Sempat Diperkenalkan Persiraja, Diky Indrayana Justru Resmi Gabung Borneo FC

oleh Zulfirdaus Harahap diperbarui 07 Jan 2020, 17:40 WIB
Penjaga gawang Bali United, M. Dicky Indrayana (Liputan6.com/Helmi Fithriansyah)

Bola.com, Samarinda - Borneo FC akhirnya menemukan pengganti Nadeo Argawinata untuk Liga 1 2020. Klub berjulukan Pesut Etam itu resmi memperkenalkan Diky Indriyana sebagai kiper baru, Selasa (7/1/2020).

"Setelah kehilangan Nadeo Argawinata yang berpindah ke Bali United dengan sistem fee transfer, Borneo FC dengan cepat langsung melengkapi pos kiper dengan merekrut Diky Indriyana. Dia akan bersaing dengan Gianluca Pandeynuwu dan Zulfikri untuk menjadi kiper utama," bunyi pernyataan resmi Borneo FC.

Advertisement

Diky Indrayana bergabung dengan Borneo FC dari Bali United. Kesepakatan ini diyakini sebagai pemulus kehadiran Nadeo di skuat Serdadu Tridatu.

Namun, ada drama di balik kepindahan Diky ke Borneo FC. Sehari sebelum diresmikan Borneo FC atau pada Senin (6/1/2020), kiper berusia 22 tahun itu telah diperkenalkan masuk skuat klub promosi Persiraja Banda Aceh.

Meski demikian, Presiden Borneo FC, Nabil Husien, menyambut antusias kedatangan Diky.
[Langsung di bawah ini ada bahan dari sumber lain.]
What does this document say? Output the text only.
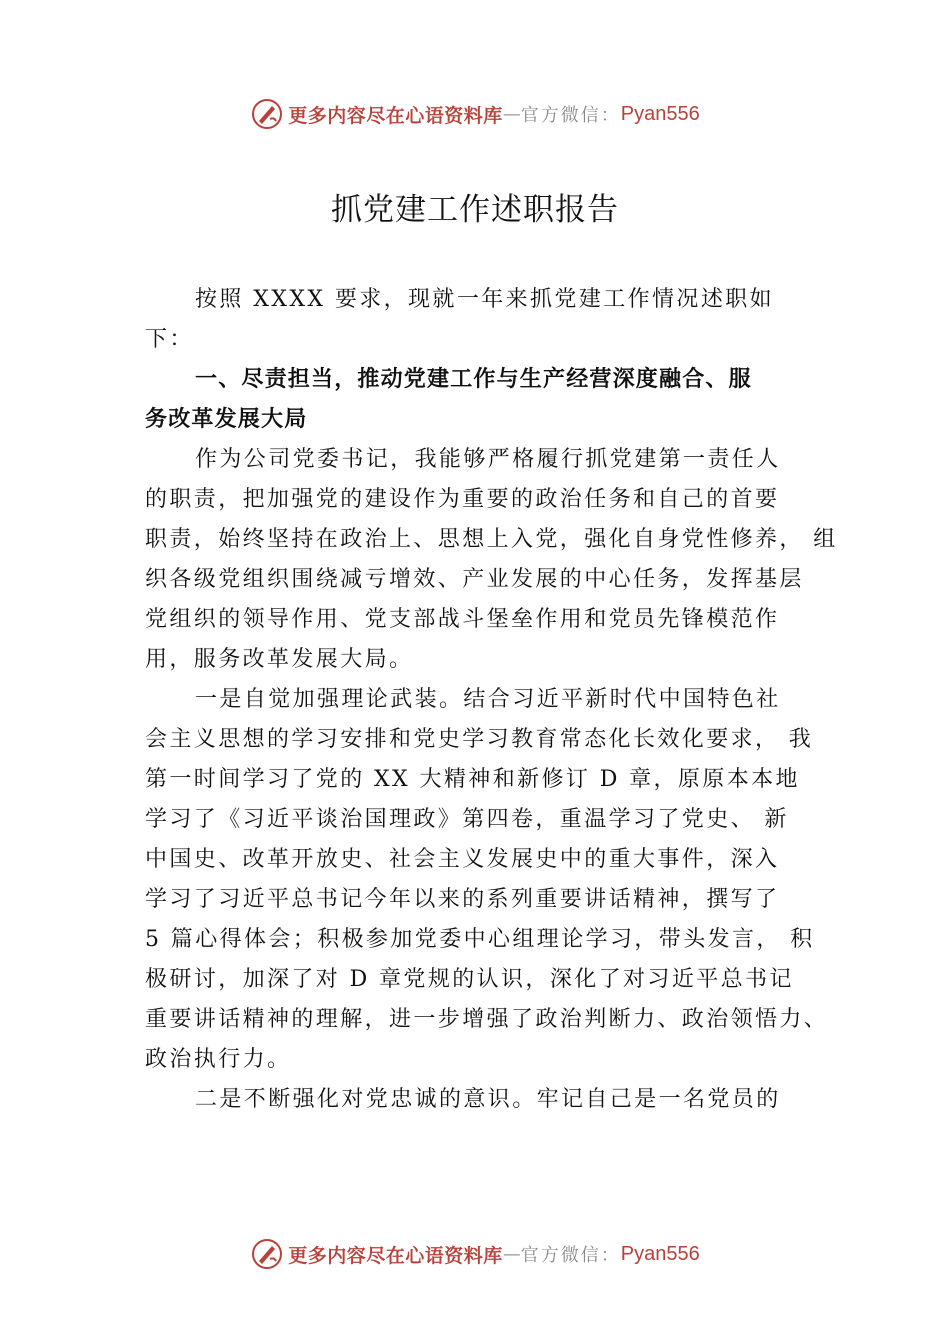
更多内容尽在心语资料库 — 官方微信： Pyan556
抓党建工作述职报告
按照 XXXX 要求，现就一年来抓党建工作情况述职如
下：
一、尽责担当，推动党建工作与生产经营深度融合、服
务改革发展大局
作为公司党委书记，我能够严格履行抓党建第一责任人
的职责，把加强党的建设作为重要的政治任务和自己的首要
职责，始终坚持在政治上、思想上入党，强化自身党性修养， 组
织各级党组织围绕减亏增效、产业发展的中心任务，发挥基层
党组织的领导作用、党支部战斗堡垒作用和党员先锋模范作
用，服务改革发展大局。
一是自觉加强理论武装。结合习近平新时代中国特色社
会主义思想的学习安排和党史学习教育常态化长效化要求， 我
第一时间学习了党的 XX 大精神和新修订 D 章，原原本本地
学习了《习近平谈治国理政》第四卷，重温学习了党史、 新
中国史、改革开放史、社会主义发展史中的重大事件，深入
学习了习近平总书记今年以来的系列重要讲话精神，撰写了
5 篇心得体会；积极参加党委中心组理论学习，带头发言， 积
极研讨，加深了对 D 章党规的认识，深化了对习近平总书记
重要讲话精神的理解，进一步增强了政治判断力、政治领悟力、
政治执行力。
二是不断强化对党忠诚的意识。牢记自己是一名党员的
更多内容尽在心语资料库 — 官方微信： Pyan556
Menurut Nabil, kehadiran Diky bakal menambah persaingan deretan kiper Borneo FC.

"Kami senang dia bisa bergabung. Diky bakal mengisi pos kiper di Borneo FC yang tersisa dua pemain saja. Persaingan yang bagus karena mereka semua pemain muda dan bisa berkembang," ujar Nabil.

Diky Indrayana bergabung dengan Bali United pada 2015 setelah menimba ilmu di akademi PSGC Ciamis. Kariernya di klub Pulau Dewata tidak terlalu cemerlang karena kalah bersaing dengan kiper senior dan hanya mencatatkan 29 penampilan.

2 dari 2 halaman

Rekrutan Keempat

Diky Indriyana menjadi pemain keempat Borneo FC pada awal musim 2020. Sebelumnya, klub asal Kalimantan Timur itu sudah merekrut Francisco Torres, Kevin Gomes, dan Andri Muliadri.

Borneo FC diprediksi masih akan merekrut banyak pemain lain untuk menyusun skuat pada Liga 1 2020. Apalagi pelatih Edson Tavares punya misi berat, yakni mampu mengantarkan Borneo FC untuk bersaing dalam perburuan gelar juara.